ModalTrace is an open-source OpenTelemetry library that provides production-grade observability for real-time AI video applications. It captures traces, metrics, and logs across your entire ML pipeline—from GPU operations and neural network inference to video rendering and transport layer performance.
Built for production AI systems, ModalTrace helps you understand latency bottlenecks, monitor resource utilization, and debug performance issues in complex distributed video AI pipelines.
Why ModalTrace?
Existing observability tools focus on LLM apps, batch ML training, or general APM — none target real-time video AI pipelines. ModalTrace is the only open-source library that provides frame-level metrics, A/V sync tracking, and pipeline stage tracing designed specifically for production video inference workloads.

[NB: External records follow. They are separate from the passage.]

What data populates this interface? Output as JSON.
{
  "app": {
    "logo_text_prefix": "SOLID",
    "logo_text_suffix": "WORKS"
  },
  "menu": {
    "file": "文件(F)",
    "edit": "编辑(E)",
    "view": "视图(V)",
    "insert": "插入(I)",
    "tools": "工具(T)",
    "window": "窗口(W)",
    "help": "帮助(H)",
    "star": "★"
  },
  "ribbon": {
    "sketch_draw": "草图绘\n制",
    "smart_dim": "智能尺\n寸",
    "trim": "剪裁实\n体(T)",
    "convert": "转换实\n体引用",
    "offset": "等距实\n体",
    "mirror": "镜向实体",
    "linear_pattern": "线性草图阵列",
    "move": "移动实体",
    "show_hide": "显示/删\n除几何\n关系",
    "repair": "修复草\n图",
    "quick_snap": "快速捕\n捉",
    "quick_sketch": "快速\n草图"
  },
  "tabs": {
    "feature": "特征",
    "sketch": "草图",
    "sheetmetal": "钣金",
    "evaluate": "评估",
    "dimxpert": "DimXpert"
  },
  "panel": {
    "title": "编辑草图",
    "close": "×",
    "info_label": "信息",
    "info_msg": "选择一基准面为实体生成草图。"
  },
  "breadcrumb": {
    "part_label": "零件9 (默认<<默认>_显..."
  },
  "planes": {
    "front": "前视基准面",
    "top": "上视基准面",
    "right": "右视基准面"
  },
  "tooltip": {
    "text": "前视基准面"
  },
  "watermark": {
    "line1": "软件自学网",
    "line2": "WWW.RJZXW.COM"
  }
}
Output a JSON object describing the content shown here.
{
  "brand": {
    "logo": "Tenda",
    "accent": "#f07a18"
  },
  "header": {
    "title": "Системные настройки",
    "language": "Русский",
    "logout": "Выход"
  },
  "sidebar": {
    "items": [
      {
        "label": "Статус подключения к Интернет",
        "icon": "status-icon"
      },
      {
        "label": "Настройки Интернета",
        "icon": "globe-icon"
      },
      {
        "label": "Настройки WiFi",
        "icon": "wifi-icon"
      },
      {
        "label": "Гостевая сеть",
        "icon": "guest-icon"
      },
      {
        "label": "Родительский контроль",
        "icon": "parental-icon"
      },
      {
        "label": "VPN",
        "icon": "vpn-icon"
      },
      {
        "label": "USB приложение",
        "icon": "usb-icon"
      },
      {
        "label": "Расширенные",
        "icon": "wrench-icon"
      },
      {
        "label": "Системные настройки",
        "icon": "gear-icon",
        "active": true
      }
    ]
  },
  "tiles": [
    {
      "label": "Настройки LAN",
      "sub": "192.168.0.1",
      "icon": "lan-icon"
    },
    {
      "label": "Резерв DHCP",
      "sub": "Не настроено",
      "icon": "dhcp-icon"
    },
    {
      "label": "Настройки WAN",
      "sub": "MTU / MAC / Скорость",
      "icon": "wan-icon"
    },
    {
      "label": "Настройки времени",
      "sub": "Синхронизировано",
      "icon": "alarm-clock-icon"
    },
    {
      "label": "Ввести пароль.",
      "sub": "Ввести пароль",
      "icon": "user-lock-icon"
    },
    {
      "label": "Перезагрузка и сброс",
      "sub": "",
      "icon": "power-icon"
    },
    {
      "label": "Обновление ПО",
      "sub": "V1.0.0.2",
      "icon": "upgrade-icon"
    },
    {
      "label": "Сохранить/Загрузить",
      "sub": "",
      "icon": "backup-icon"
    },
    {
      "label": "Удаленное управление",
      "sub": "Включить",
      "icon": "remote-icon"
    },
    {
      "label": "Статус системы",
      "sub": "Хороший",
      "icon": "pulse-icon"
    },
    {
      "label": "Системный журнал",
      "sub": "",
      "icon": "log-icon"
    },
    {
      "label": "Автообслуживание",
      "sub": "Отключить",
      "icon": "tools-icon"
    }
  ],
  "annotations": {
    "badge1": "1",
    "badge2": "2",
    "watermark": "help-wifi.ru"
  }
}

| Feature | ModalTrace | Langfuse | Datadog | W&B |
|---|---|---|---|---|
| Video AI metrics | ✅ | ❌ | ❌ | ❌ |
| GPU monitoring | ✅ | ❌ | ✅ | ✅ |
| Frame-level metrics | ✅ | ❌ | ❌ | ❌ |
| A/V sync tracking | ✅ | ❌ | ❌ | ❌ |
| Pricing | Free OSS | $29+/mo | $31+/host/mo | Paid |
See the full comparison →
✨ Features
📊 Comprehensive Observability Trace execution paths across your entire pipeline with automatic span generation for each processing stage. Correlate traces with structured logging and metrics for complete visibility.
⚡ Real-time Metrics Monitor frame rates, GPU memory allocation, inference latency, and synchronization drift with sub-millisecond precision. Built-in ring buffer aggregation for efficient metric collection.
🔍 Semantic Conventions
All telemetry uses standardized attribute keys (modaltrace.*) eliminating magic strings and enabling consistent instrumentation across teams.
🧠 PyTorch & GPU Instrumentation Automatic instrumentation of PyTorch operations, GPU memory tracking, and device utilization metrics. Understand exactly where your model is spending time.
🎬 Audio/Video Synchronization Tracking Detect and monitor A/V sync drift with configurable thresholds. Automatically log chunk mismatches and jitter metrics.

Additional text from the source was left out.